En renonçant à son statut neutre, l'Ukraine a fait un premier pas sur la longue route vers l'intégration à l'OTAN. Selon les prévisions du président Porochenko, il faudra au moins six ans pour que son pays remplisse tous les critères requis pour rejoindre l'alliance.
Dans ce contexte, il y a peu de chances pour que l'Ukraine rejoigne l'OTAN sur le court terme, mais certains analystes estiment que si l'Ukraine cherche autant à rejoindre l'alliance sans prendre en compte les intérêts de la Russie, les liens entre Moscou et Kiev pourraient en pâtir, ce qui n'aidera pas à régler le conflit dans l'est de l'Ukraine.
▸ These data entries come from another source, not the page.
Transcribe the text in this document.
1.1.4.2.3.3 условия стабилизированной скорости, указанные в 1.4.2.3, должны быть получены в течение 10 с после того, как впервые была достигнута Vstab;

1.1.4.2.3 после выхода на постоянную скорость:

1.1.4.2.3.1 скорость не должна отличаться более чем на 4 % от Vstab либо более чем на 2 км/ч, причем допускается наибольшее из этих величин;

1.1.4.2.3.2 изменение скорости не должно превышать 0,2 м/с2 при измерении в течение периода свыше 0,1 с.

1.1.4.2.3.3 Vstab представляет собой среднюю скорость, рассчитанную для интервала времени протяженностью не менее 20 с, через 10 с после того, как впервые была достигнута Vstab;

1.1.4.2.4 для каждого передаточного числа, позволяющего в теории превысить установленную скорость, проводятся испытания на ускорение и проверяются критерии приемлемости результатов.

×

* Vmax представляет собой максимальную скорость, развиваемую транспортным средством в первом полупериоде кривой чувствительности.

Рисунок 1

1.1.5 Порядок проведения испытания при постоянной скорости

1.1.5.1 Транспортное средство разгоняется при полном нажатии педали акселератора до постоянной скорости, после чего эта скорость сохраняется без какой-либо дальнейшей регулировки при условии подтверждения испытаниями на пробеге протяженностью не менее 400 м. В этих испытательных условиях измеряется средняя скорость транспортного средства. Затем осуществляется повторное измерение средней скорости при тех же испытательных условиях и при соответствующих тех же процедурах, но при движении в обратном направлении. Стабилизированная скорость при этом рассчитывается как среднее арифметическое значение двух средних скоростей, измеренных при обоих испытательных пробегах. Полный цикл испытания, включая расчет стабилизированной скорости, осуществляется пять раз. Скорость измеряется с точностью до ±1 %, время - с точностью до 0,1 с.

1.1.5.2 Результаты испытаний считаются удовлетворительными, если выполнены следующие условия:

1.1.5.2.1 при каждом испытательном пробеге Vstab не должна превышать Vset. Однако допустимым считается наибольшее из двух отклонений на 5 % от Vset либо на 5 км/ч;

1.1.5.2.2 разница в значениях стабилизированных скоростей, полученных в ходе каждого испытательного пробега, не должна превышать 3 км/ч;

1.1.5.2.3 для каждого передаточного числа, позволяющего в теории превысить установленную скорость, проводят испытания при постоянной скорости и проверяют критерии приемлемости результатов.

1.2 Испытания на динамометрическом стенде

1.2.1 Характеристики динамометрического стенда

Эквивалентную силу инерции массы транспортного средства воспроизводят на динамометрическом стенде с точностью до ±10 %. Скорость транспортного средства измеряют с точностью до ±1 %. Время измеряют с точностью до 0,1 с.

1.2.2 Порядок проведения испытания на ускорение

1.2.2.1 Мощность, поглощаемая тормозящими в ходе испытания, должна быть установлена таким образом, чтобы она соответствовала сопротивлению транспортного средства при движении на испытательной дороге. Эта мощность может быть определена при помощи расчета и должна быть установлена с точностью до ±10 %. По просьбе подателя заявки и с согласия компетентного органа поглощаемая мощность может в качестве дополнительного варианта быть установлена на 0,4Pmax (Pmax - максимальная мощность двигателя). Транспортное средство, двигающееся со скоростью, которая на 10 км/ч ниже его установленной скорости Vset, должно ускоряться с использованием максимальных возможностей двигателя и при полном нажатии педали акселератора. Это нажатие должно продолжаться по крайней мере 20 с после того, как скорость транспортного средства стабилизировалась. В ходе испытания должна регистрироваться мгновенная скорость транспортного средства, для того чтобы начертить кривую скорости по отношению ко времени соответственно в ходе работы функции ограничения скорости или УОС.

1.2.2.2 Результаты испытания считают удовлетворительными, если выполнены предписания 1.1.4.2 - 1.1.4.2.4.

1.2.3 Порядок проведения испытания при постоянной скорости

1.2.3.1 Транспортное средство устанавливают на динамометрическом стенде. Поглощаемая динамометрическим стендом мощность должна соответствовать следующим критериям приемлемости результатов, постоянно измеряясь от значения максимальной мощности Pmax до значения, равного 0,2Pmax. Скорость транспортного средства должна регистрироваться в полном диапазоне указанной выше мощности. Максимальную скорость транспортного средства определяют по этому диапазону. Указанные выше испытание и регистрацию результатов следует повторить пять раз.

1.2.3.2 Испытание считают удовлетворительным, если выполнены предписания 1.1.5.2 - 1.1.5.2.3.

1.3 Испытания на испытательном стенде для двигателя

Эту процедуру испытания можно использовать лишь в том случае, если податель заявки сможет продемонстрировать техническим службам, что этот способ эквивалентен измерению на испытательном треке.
Le vice-ministre russe des Affaires étrangères, Grigory Karasin, a averti que la décision de l'Ukraine de renoncer à sa neutralité constituait une grosse erreur politique qui pourrait avoir des conséquences désastreuses sur un éventuel règlement pacifique de la crise en Ukraine.
"La priorité pour l'Ukraine est la stabilité, surtout dans l'est du pays, et la restauration de la souveraineté du pays. C'est seulement lorsque ces objectifs seront atteints que nous pourrons nous engager sur la voie d'un approfondissement des liens avec l'OTAN", estime pour sa part Sergueï Solodky, analyste à l'Institut pour la politique globale.
Le sentiment partagé par nombre d'analystes est que la décision de l'Ukraine de renoncer à sa neutralité est une manoeuvre politique destinée à courtiser l'OTAN et à menacer la Russie.